Benjamin Franklin (1706-1790) was one of the first great American renaissance men, succeeding as a statesman, scientist, writer, printer and diplomat. Born in Boston, his father planned for him to become a minister, but ran out of money after he received only two years of formal education. In 1718, at the age of twelve, Franklin was sent to work as an apprentice to his half-brother, who had founded a newspaper, the New England Courant.
After spending a short time in London, Franklin settled in Philadelphia and established his own printing business in 1728. In 1732, he published the first edition of his Poor Richard’s Almanac, an entertaining combination of traditional almanac material and maxims taken from around the world. His witty sayings fueled the popularity of the book in America and in Europe. During the 1740s, he developed an interest in science, invented the Franklin stove, and performed a series of key experiments on electricity. In 1757, he returned to England as Pennsylvania’s representative in a tax dispute and successfully negotiated a settlement.
In 1764 he again found himself in England, this time arguing (unsuccessfully) against a proposed Stamp Act. In the following years, he was retained as a colonial agent in London by Pennsylvania, Georgia, New Jersey and Massachusetts. When the tension between England and the American colonies increased, he returned home and served as a member of the Second Continental Congress, where he organized a new postal system and helped draft the Declaration of Independence. He negotiated for military and financial assistance in France during the War for Independence, and arranged the commercial and strategic alliance with that country in 1778. Franklin played an integral role in the Treaty of Paris (September 3, 1783), settling peace between the U.S. and Britain.

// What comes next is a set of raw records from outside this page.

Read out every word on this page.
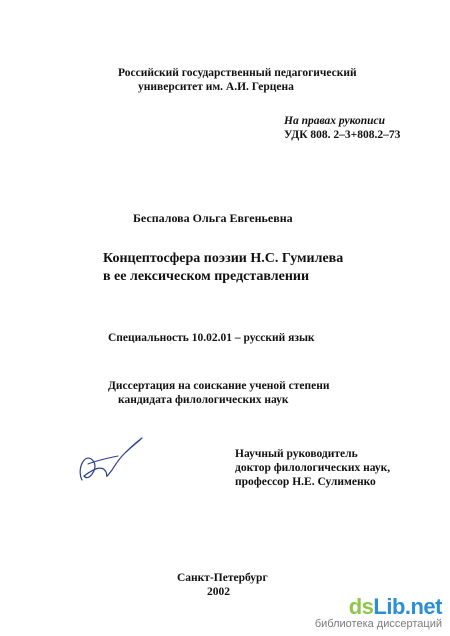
Российский государственный педагогический
университет им. А.И. Герцена
На правах рукописи
УДК 808. 2–3+808.2–73
Беспалова Ольга Евгеньевна
Концептосфера поэзии Н.С. Гумилева
в ее лексическом представлении
Специальность 10.02.01 – русский язык
Диссертация на соискание ученой степени
кандидата филологических наук
Научный руководитель
доктор филологических наук,
профессор Н.Е. Сулименко
Санкт-Петербург
2002
dsLib.net
библиотека диссертаций
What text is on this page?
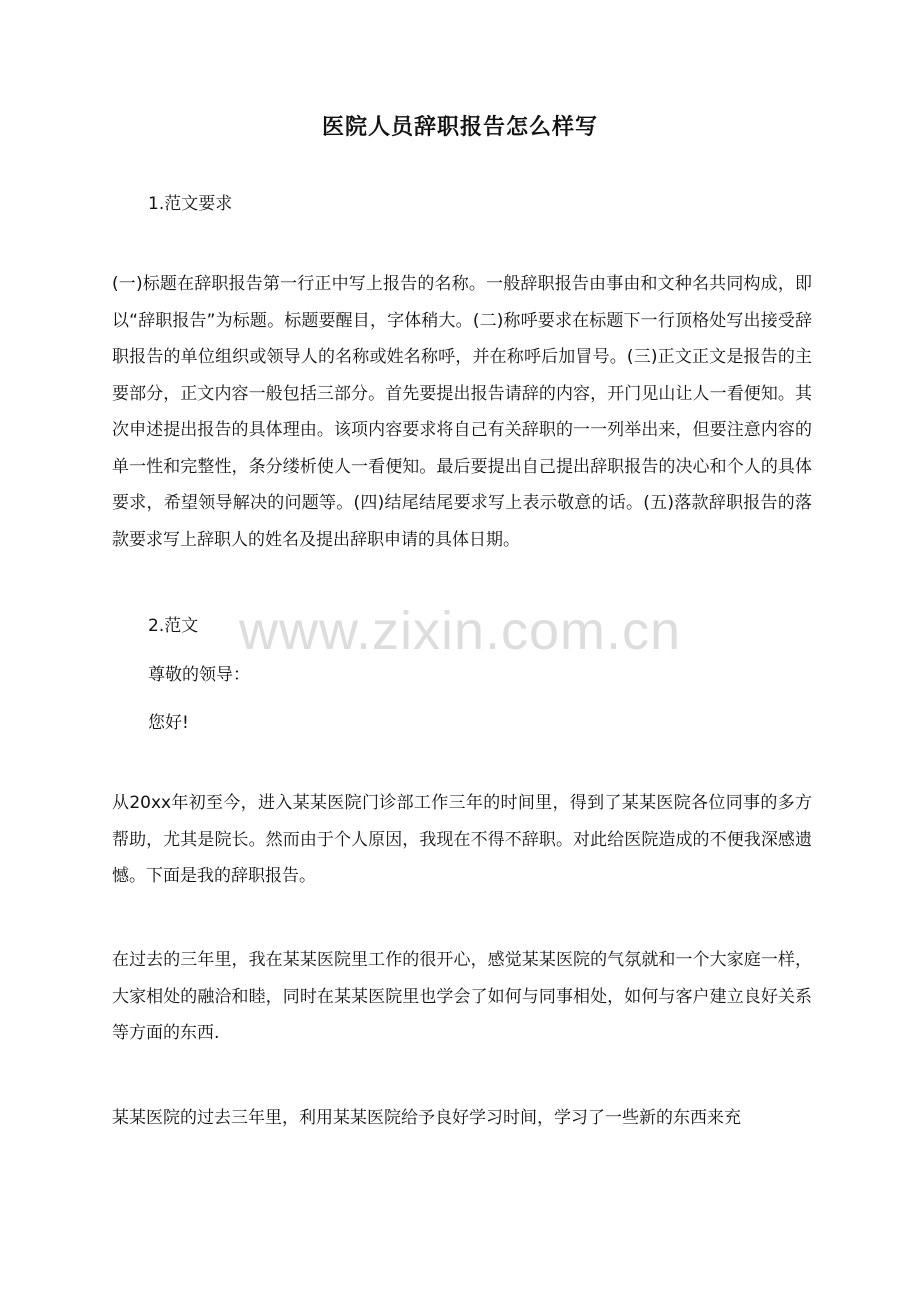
医院人员辞职报告怎么样写
1.范文要求
(一)标题在辞职报告第一行正中写上报告的名称。一般辞职报告由事由和文种名共同构成，即以“辞职报告”为标题。标题要醒目，字体稍大。(二)称呼要求在标题下一行顶格处写出接受辞职报告的单位组织或领导人的名称或姓名称呼，并在称呼后加冒号。(三)正文正文是报告的主要部分，正文内容一般包括三部分。首先要提出报告请辞的内容，开门见山让人一看便知。其次申述提出报告的具体理由。该项内容要求将自己有关辞职的一一列举出来，但要注意内容的单一性和完整性，条分缕析使人一看便知。最后要提出自己提出辞职报告的决心和个人的具体要求，希望领导解决的问题等。(四)结尾结尾要求写上表示敬意的话。(五)落款辞职报告的落款要求写上辞职人的姓名及提出辞职申请的具体日期。
2.范文
尊敬的领导：
您好!
从20xx年初至今，进入某某医院门诊部工作三年的时间里，得到了某某医院各位同事的多方帮助，尤其是院长。然而由于个人原因，我现在不得不辞职。对此给医院造成的不便我深感遗憾。下面是我的辞职报告。
在过去的三年里，我在某某医院里工作的很开心，感觉某某医院的气氛就和一个大家庭一样，大家相处的融洽和睦，同时在某某医院里也学会了如何与同事相处，如何与客户建立良好关系等方面的东西.
某某医院的过去三年里，利用某某医院给予良好学习时间，学习了一些新的东西来充
www.zixin.com.cn
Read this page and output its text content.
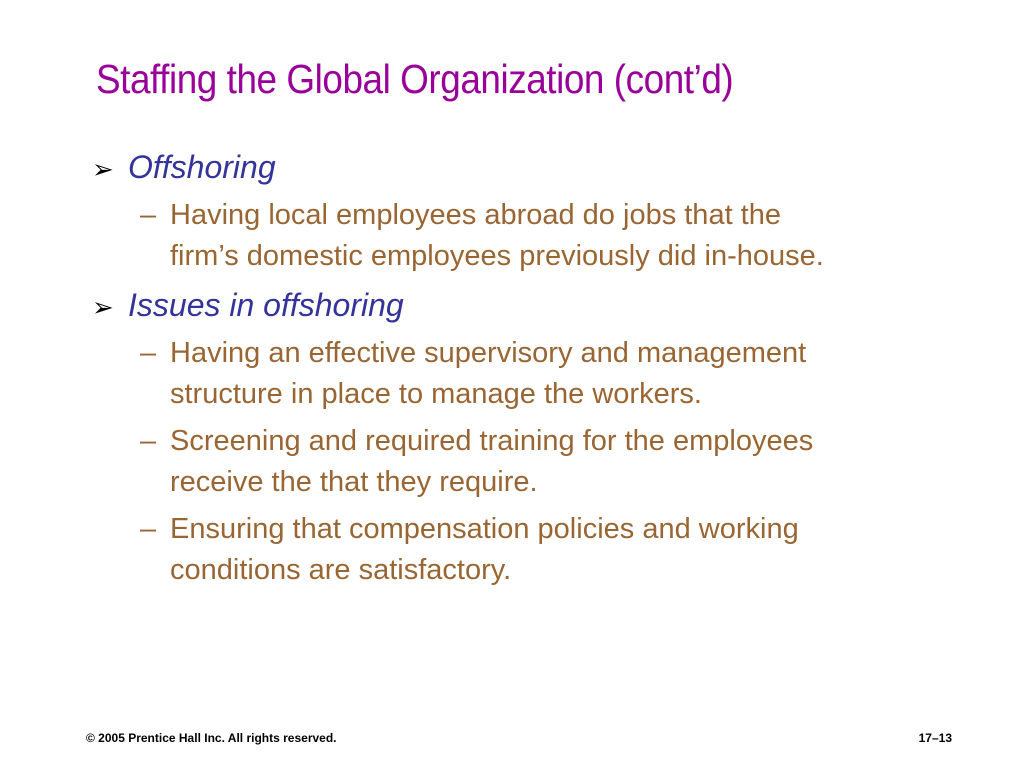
Staffing the Global Organization (cont’d)
➢ Offshoring
– Having local employees abroad do jobs that the
firm’s domestic employees previously did in-house.
➢ Issues in offshoring
– Having an effective supervisory and management
structure in place to manage the workers.
– Screening and required training for the employees
receive the that they require.
– Ensuring that compensation policies and working
conditions are satisfactory.
© 2005 Prentice Hall Inc. All rights reserved.	17–13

He remained active into his old age, serving as Ambassador to France, President of Pennsylvania, and delegate and elder statesman to the Constitutional Convention, while continuing his scientific investigations: at the age of 83, he invented bifocal glasses. Benjamin Franklin remains one of the great intellectual and political figures in American history.
Ex- Nathaniel E. Stein and Frederick Nederlander Collections.